Segundo ele, um levantamento dos últimos anos mostra que o mínimo de gastos em saúde foi teto de despesas na área de educação. O único ano de flexibilização com mais gastos é 2016, quando o Congresso colocou R$ 10 bilhões. “Quando o Congresso coloca mais dinheiro e o governo entende que aquilo é uma prioridade vai gastar mais. Está gastando mais de R$ 10 bi que o mínimo. O gasto de ser a mais em uma área ou outra depende de decisão política. Não adianta colocar mais no orçamento. Se não tiver vontade politica, não vai se gastar. Vincular recursos é uma falsa ilusão de que tem mais recurso porque o contingencia,, congela a área e tira ações livres de outras áreas.”
Concursos
Ricardo Volpe afirmou também que, pela PEC, Judiciário e Legislativo têm “gordura para queimar” e estão em situação confortável, inclusive para promoverem novas contratações por concurso público.
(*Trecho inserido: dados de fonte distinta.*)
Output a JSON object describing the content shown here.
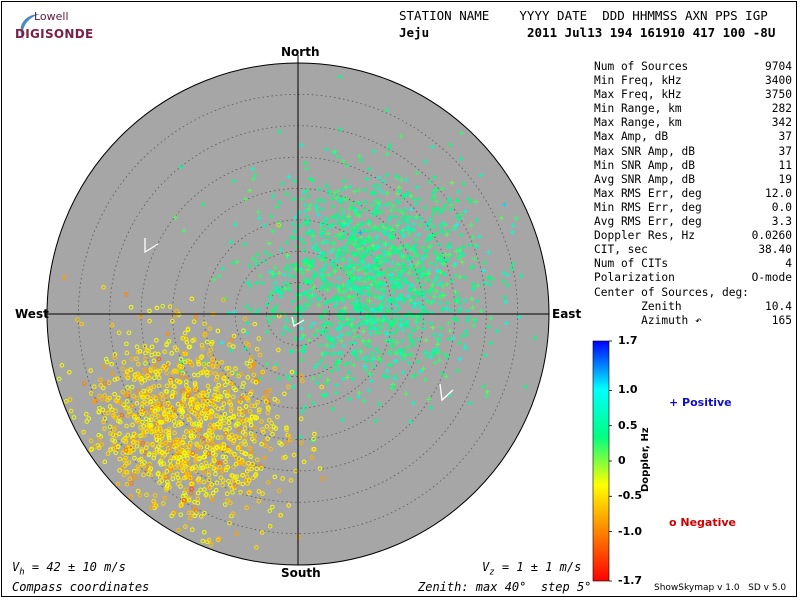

A exceção seriam os “mais gastadores”, como a Justiça do Trabalho. Já o Executivo ficaria dependendo de outras medidas de ajuste fiscal para se manter com a atual estrutura.
“O Executivo, sem a reforma da Previdência, vai ter de fechar uns quatro ministérios. O Estado vai ter de escolher pagar só aposentados, servidores e o resto fechar as portas.”
Conforme Roberto Piscitelli, nos próximos dois anos o setor ficará parado. “O governo quer reduzir o número de servidores. Há ainda um apelo da mídia que propaga que temos um número excessivo de servidores, quando, na realidade, temos bem menos que na Europa, por exemplo. Piscitelli alerta que desde 2012 os aumentos salariais no serviço público ficaram abaixo da inflação.